Uno puede no comulgar con la comercialización de la idea del amor que se propaga cada catorce de febrero. Hay montones de mitos e historias con la misma trama: compañías inventándose una efeméride para superar la cuesta de enero. Tendrán razón en la mayoría de los casos: el amor está en otro lado. No en la tarjeta colorada física o virtual y trillada hasta el hartazgo, ni en esos osos o perros o animales hechos muy ingeniosamente de flores. Tampoco en los menús románticos con esos postres a los que se les vacía un licor caliente para revelar maravillas azucaradas. El amor no está allí, no radica en el ticket de lo que cueste todo eso sino en quien empeña su tiempo y devoción en ello.
Más allá de catalogar aquello que se comercializó hasta la náusea exprimiéndole el poco contenido original o amoroso que pudiese tener, démonos el lujo de reparar un momento en qué es el amor como sustancia, como dinámica social, como todo lo que está bien en el multiverso y es tan cierto como las matemáticas. ¿Lo será? La escuela filosófica posmoderna del constructivismo dirá que el amor, como todo lo que amuebla nuestra realidad es una construcción social. ¡Vaya bajón en San Valentín! El amor no existe, sino que nos lo inventamos. Más allá del disgusto por rompernos esa burbuja de amor hollywoodense o final Disney, pensar en el amor como un invento humano tiene una belleza cósmica.

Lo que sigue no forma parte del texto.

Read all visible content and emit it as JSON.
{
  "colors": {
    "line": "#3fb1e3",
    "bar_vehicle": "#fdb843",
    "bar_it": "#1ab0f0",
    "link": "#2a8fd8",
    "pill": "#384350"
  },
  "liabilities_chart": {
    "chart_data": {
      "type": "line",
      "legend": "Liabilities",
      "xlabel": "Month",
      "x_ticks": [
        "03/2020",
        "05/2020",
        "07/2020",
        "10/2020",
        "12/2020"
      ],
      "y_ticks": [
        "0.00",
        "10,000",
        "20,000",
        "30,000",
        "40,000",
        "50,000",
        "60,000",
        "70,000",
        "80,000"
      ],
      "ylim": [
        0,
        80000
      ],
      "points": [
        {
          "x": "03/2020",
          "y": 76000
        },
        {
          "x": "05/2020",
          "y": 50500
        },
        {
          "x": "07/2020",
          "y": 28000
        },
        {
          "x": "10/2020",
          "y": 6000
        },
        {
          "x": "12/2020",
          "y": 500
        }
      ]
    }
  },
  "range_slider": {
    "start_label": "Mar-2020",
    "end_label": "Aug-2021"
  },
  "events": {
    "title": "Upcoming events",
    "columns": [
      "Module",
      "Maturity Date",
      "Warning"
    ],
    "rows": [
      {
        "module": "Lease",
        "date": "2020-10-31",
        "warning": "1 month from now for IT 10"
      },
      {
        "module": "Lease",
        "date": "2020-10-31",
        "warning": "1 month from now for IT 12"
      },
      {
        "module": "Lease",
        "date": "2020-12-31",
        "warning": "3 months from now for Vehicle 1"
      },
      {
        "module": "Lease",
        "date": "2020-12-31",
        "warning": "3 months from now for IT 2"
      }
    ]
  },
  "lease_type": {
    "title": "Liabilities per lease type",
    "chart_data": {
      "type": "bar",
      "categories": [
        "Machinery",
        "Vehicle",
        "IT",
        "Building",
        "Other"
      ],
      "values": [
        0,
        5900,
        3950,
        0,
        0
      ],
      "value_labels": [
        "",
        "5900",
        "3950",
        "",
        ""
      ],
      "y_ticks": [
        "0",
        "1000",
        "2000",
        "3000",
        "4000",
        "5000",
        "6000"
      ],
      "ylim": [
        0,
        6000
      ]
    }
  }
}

Estamparle nuestros sentimientos a otra entidad, sentir que cualquier viaje es mejor acompañado y creérnosla en colectivo es una invención maravillosa. Pasar de la necesidad de sobrevivir como especie al gusto por despertar y no despertar en absoluta soledad es una construcción social de una complejidad increíble y bonita. Todavía nos dimos el lujo como humanidad de usar la música para cantarle a ese invento, de tomar un pedazo de cartón y recortarle los ventrículos y arterias al corazón para hacer un vehículo más estéticamente armonioso de esa idea invencible que no existía propiamente hasta que la nombramos, como apuntaría el constructivismo.
Si le faltara brillo a este invento, podemos complejizarlo todavía más y desdecirnos en la noción de que los humanos creamos el amor. En una canción bellísima que va de un sonido grave y cavernoso hasta una orquesta explotando amorosamente Jorge Drexler se ha dado el lujo de cantar que la idea revolucionaria del amor y el sexo surgió en la era del Mesoproterozoico . Luego explica que cuando, casi por serendipia, un par de células y -no un par de humanos- se juntaron en vez de dividirse fraguaron de una vez y para siempre el plan maestro para sobrevivir y, de paso, ser feliz en el camino. ¡Y uno que pensaba que era difícil meter en un verso la palabra “oreja” y hacerla sonar poética!
No sobra asombrarnos ante semejante idea y dar de brincos. Celebrar el amor no nos hace frívolos en un mundo patas arriba. Porque especialmente cuando el agua nos llega al cuello y el frío nos cala los huesos, el amor toma forma de bote salvavidas. Hoy que todo arde, se descompone, se pervierte y se vuelve posverdad y mentira, no está de más sacar de la vitrina donde están los platos de lujo ese invento que nos tiene juntos, a pesar de todo.
Claro que uno no necesita un recuadro en el calendario que nos recuerde aquella hazaña simbiótica y microscópica que nos tiene hoy comprando chocolates de formas insólitas, pero a veces sí que necesita uno reparar en ello. Y ese remanso en el que caemos en cuenta de la magnitud del amor como invento hace que valgan la pena las hordas de osos hechos con flores flotando en una parvada de globos de colores metálicos y serpentina cargando letreros con los mensajes más trillados que ha visto el planeta en su trajín, aunque el amor esté en otro lado.